Su hijo Lorenzo Vila se ordenó presbítero en el Seminario de San Fulgencio de Murcia. Obras:
Cristo a la columna y la Dolorosa, de la catedral; San Nicolás del Museo de Bellas Artes de
Murcia.
Los pintores de Lorca
Entre los siglos XVI al XVIII tuvo lugar una profunda transformación social y económica
manifestada en la expansión urbanística y en la construcción de renovados edificios de culto,
grandes mansiones urbanas y fábricas representativas de los poderes de la ciudad. Así, hubo una
intensa demanda y un desarrollo considerable de las artes, aglutinando a numerosos artífices, que
formaron una escuela con rasgos comunes en su pintura. Influencias de la vecina Andalucía
(Granada) y de estampas italianas y flamencas. Un coetáneo de Orrente fue Miguel de Toledo,
formado en Murcia, donde pintó el antiguo retablo mayor del convento dominico de Santa Ana, hoy
bajo la advocación de San Miguel. Entre su escasa obra conservada está el Crucificado de San
Mateo de Lorca.
Otros pintores lorquinos de la primera mitad del siglo XVII: Gaspar de Castro, Juan Ibáñez (autor
de la decoración pictórica de Santa Eulalia de Totana), Cosme Tomás, Cristóbal, Jusepe y Antonio
Toledo, Alejo Mejías, Baltasar Restán, Ginés Martínez Berlanga, Juan Antonio Filibertos y Antonio
Rojo el Viejo. Fueron poco relevantes.
A finales del XVII y principios del XVIII la ciudad de Lorca se convirtió en un foco de atracción
para los artistas, canteros, escultores y pintores. Se asientan en la ciudad los pintores Camacho,
Matheos y Muñoz de Córdoba. José Matheos Ferrer era de origen valenciano, educado
posiblemente en Murcia u Orihuela. Obras: La rendición de Lorca, en paradero desconocido, la
Adoración de los Magos del Museo de Bellas Artes de Murcia, Santa Rosa y San Juan Bautista en
el desierto (colegiata de San Patricio) y Adoración de los Magos en San Mateo de Lorca.

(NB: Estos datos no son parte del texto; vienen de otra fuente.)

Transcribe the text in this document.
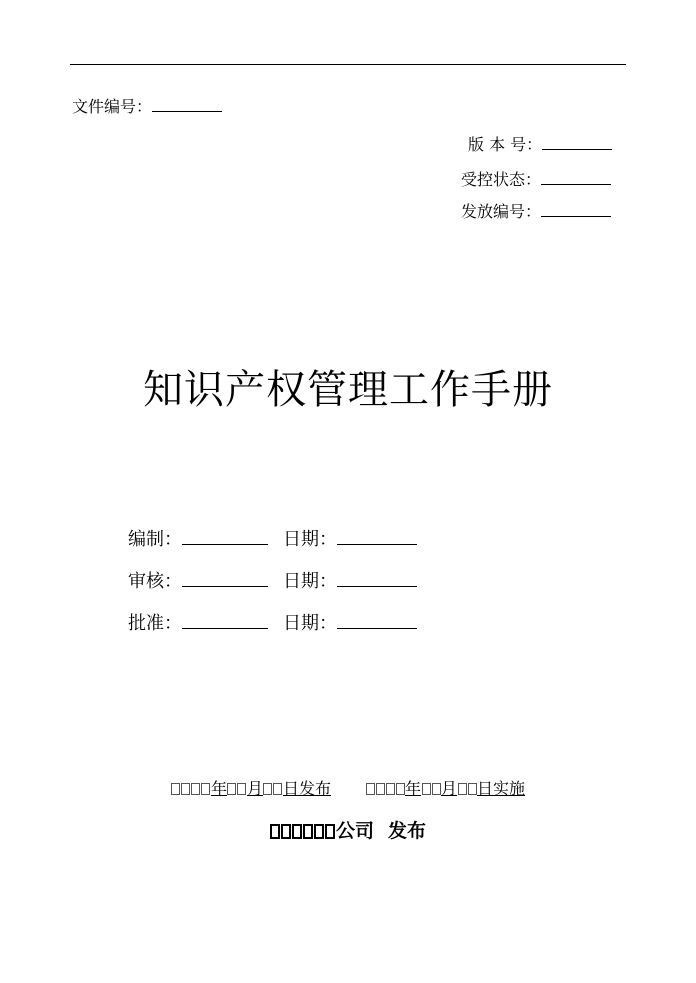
文件编号：
版 本 号：
受控状态：
发放编号：
知识产权管理工作手册
编制：	日期：
审核：	日期：
批准：	日期：
年 月 日发布	年 月 日实施
公司 发布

Aficionado a la utilización de estampas.
Miguel Muñoz de Córdoba era de Antequera y estuvo en Lorca desde los 20 años, para cuyo
Ayuntamiento realizó seis grandes lienzos con temas de batallas
Pero la gran figura de la pintura lorquina en este período fue Pedro Camacho Felices de Alisén
(1644-1716). Estuvo en Murcia, donde realizó La Porciúncula para el convento de Verónicas. Para
la ciudad de Orihuela realizó Confirmación de la orden dominica por el papa Honorio III y la
Aparición de la Virgen del Rosario a Santo Domingo (1700), en Santo Domingo de Orihuela, y
Sagrada Familia del palacio de Rubalcava.
Otras obras de Camacho son: La Caída, hoy en la iglesia del Carmen de Lorca, Virgen de la Paz, en
colección particular, Retrato (póstumo) de don Juan de Guevara.
El pintor participó en ciclos e iniciativas importantes: para la colegial realizó la decoración de las
puertas que tiempo atrás adornaron los órganos y para el palacio de Guevara, la serie destinada a
ornamentar su interior como parte intencional de un programa didáctico. Pintó alrededor de veinte
cuadros para don Juan de Guevara en 1694, de dimensiones similares y con vocación de auténtico
manifiesto destinado a la educación femenina, con temas del Antiguo y del Nuevo Testamento.